Incorporating Proper Shading Into Your LandscapeMay 27, 2009
Everyone loves a beautifully landscaped yard. It provides a lovely, welcoming setting for your home. Many times, homeowners don’t realize that with some basic knowledge about their home and gardening, creativity and planning, their beautiful landscaping can actually save them money on their energy bills. Heat absorbed from the sun comes through your windows and roofs and can increase your air conditioner use. Incorporating shading concepts into your landscape design can help reduce this solar heat gain, reducing your cooling costs.

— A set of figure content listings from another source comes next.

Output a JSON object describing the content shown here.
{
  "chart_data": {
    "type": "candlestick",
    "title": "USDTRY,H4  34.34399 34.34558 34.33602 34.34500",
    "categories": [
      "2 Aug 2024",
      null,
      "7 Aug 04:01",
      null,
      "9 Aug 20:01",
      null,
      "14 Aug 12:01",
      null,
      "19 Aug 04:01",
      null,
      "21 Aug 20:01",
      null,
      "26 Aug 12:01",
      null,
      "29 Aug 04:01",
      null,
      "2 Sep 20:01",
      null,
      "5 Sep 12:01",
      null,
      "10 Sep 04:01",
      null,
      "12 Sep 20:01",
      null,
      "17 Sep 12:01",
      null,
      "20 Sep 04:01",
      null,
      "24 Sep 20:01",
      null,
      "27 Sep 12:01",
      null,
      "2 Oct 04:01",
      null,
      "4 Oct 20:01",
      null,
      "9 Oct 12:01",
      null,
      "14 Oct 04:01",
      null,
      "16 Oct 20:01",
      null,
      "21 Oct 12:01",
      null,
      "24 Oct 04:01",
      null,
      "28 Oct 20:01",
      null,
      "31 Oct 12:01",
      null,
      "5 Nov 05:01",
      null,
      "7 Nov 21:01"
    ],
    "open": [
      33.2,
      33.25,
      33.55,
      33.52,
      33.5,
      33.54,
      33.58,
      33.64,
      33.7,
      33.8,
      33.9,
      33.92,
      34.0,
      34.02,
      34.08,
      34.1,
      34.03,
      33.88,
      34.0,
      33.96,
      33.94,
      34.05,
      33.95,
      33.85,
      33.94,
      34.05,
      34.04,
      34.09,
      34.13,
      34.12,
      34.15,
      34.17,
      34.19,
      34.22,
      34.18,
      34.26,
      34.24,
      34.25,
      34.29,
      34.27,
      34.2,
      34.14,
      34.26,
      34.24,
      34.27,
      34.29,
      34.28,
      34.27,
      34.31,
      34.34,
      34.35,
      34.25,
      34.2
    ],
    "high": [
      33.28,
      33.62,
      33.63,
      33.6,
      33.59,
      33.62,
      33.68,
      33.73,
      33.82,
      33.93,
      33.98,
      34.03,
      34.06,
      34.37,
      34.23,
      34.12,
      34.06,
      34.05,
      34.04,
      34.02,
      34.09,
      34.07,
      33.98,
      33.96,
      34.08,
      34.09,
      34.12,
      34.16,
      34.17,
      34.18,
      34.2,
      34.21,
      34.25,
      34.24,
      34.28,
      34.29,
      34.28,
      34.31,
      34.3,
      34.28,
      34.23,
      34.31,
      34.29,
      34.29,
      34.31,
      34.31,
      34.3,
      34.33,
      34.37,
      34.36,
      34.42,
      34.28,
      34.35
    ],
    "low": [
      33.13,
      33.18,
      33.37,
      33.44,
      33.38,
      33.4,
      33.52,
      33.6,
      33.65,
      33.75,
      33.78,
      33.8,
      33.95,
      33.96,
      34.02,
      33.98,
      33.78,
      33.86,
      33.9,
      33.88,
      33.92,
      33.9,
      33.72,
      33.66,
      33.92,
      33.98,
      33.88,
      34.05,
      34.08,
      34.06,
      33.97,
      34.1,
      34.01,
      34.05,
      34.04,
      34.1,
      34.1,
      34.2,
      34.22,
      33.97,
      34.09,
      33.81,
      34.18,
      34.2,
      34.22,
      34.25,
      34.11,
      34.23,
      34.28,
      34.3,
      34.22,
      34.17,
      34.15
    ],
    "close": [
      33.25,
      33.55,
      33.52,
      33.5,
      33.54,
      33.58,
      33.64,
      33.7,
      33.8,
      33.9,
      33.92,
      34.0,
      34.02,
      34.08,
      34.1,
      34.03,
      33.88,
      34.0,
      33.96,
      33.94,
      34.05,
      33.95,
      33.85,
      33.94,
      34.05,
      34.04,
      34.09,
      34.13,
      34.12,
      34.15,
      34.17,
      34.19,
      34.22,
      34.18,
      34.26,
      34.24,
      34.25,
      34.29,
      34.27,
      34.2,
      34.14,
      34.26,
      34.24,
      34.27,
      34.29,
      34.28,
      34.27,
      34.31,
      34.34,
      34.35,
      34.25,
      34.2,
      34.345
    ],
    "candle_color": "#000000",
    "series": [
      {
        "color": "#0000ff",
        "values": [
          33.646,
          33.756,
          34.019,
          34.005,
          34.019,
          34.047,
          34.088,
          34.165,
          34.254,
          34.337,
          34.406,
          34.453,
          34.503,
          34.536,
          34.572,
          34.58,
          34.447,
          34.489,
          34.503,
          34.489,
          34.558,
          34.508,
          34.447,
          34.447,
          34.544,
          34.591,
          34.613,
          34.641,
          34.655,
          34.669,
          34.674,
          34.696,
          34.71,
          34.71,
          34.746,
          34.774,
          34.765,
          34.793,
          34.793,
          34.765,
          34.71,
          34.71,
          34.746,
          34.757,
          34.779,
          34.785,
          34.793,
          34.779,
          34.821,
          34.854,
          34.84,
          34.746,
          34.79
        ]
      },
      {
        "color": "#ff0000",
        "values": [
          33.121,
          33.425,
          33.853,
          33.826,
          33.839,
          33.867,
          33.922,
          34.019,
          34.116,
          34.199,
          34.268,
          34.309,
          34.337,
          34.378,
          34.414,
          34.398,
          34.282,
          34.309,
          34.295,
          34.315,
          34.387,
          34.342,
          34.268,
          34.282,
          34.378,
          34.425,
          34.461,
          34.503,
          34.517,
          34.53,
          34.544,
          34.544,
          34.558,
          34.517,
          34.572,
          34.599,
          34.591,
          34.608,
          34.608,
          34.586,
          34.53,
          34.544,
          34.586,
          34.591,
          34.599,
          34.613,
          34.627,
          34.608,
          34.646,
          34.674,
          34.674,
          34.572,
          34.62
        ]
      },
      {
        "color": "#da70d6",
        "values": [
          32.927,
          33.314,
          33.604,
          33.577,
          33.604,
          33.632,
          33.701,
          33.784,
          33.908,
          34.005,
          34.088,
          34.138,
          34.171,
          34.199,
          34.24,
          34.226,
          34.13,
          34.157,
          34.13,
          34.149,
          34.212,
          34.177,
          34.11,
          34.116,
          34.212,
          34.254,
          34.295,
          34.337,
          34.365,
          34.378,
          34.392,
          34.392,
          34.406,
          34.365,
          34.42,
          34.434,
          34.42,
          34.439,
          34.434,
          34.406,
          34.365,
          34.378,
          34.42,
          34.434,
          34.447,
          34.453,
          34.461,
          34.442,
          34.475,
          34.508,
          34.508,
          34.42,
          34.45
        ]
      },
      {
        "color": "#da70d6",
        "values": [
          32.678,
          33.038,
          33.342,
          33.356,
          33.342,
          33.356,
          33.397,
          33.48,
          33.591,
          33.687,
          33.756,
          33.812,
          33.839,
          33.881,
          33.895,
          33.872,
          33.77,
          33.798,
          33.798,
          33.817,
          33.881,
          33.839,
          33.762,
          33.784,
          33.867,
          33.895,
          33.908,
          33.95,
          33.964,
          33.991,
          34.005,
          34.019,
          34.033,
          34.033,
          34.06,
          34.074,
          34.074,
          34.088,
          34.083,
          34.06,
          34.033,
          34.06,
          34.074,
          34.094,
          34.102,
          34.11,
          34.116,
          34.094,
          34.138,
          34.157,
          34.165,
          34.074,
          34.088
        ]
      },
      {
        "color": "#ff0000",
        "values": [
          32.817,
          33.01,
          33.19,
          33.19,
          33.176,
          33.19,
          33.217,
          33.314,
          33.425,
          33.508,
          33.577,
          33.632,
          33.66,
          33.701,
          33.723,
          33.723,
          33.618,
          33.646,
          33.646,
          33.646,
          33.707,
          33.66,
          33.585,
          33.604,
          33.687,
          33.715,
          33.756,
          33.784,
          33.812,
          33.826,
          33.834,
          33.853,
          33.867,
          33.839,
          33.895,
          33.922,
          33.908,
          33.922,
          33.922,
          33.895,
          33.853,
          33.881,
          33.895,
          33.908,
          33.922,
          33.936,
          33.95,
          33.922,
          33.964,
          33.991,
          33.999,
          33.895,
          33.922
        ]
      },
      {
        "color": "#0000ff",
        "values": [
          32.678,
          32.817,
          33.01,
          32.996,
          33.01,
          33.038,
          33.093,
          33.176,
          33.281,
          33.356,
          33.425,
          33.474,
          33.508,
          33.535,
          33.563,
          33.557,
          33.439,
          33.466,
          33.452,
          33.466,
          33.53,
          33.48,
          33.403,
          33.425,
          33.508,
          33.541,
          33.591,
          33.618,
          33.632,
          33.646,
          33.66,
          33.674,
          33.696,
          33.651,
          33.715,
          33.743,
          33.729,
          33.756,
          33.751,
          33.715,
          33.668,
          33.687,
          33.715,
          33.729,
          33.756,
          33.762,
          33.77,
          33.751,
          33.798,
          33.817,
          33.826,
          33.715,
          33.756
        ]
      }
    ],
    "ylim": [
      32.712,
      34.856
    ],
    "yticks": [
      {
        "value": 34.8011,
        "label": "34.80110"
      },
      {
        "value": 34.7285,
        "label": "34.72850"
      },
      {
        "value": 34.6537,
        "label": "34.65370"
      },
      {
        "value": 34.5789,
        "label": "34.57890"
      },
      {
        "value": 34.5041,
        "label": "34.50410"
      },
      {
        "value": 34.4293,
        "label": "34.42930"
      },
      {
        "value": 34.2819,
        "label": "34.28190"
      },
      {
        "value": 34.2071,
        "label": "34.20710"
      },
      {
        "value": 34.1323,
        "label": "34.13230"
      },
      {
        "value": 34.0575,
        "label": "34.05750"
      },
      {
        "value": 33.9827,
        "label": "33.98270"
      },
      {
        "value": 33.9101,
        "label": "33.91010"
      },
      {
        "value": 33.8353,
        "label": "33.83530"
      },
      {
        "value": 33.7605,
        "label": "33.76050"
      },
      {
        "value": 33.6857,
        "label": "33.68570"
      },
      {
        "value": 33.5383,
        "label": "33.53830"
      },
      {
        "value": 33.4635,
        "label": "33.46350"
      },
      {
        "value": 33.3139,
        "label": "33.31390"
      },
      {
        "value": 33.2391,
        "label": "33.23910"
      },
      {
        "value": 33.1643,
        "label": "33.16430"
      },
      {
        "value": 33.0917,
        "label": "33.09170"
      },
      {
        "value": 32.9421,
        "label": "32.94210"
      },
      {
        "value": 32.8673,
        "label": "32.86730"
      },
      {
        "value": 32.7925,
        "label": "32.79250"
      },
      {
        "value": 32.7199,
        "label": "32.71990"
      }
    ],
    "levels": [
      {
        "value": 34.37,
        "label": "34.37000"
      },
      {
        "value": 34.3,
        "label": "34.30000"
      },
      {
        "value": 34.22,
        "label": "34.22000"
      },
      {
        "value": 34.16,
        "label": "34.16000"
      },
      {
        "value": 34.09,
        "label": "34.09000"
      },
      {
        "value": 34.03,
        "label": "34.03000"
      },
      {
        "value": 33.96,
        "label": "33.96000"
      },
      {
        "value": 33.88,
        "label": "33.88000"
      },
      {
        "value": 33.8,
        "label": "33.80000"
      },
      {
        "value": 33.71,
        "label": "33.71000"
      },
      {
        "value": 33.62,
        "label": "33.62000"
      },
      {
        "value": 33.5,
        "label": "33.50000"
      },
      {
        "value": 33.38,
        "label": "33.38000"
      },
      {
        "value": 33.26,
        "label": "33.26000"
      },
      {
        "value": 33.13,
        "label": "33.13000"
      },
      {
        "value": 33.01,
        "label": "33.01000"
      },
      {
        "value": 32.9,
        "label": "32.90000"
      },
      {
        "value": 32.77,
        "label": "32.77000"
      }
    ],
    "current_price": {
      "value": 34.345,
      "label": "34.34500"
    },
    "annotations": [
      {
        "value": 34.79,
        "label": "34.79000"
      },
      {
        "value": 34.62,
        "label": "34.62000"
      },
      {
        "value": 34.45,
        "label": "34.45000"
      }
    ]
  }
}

To use shade effectively you need to know some basics about your home and its setting. Look at the size, shape and location of the moving shadow that moves over your house during the day. You will also need to know what type of landscape strategies will work best in your regional climate and microclimate. You can go to the Energy Savers website to get this information.
Shading can reduce the surrounding air temperatures by as much as nine degrees Fahrenheit. Because cool air settles near the ground, air temperatures directly under trees can be as much as 25 degrees Fahrenheit cooler than temperatures above nearby blacktop.
Selecting trees does require some know-how. Look for appropriate sizes, densities, and shapes for almost any shading application. For example use trees that lose their leaves in the fall to cool your house in the summer but allow the sun to come through in the winter for additional heating. To provide year-round shade or to block heavy or cold winds, use dense trees such as evergreens and shrubs.
It is recommended to plant slower growing trees even though it may take several years before you begin to see the shading benefits. In general, slower growing trees tend to live longer and have stronger branches, which is important in windy or snowy regions and if they are close to your home. Also, slow growing trees will be more drought resistant.
Usually, depending on the species and the home, a deciduous tree – a tree that loses its leaves in the fall – should begin shading your windows in the first year. Usually they will shade the roof in five to ten years.
An added benefit to landscaping is that trees, shrubs and groundcover will shade the ground and pavement around the home and reduces heat radiation and cools the air before it reaches your home. Shrubs around a home can also be a great barrier against hard and cold winds in the winter season. Be sure not to plant shrubs too closely to the home where wetness and humidity can become a problem. Keep a distance between the shrubs and the house to allow air to circulate to keep the home and ground around the home reasonably dry.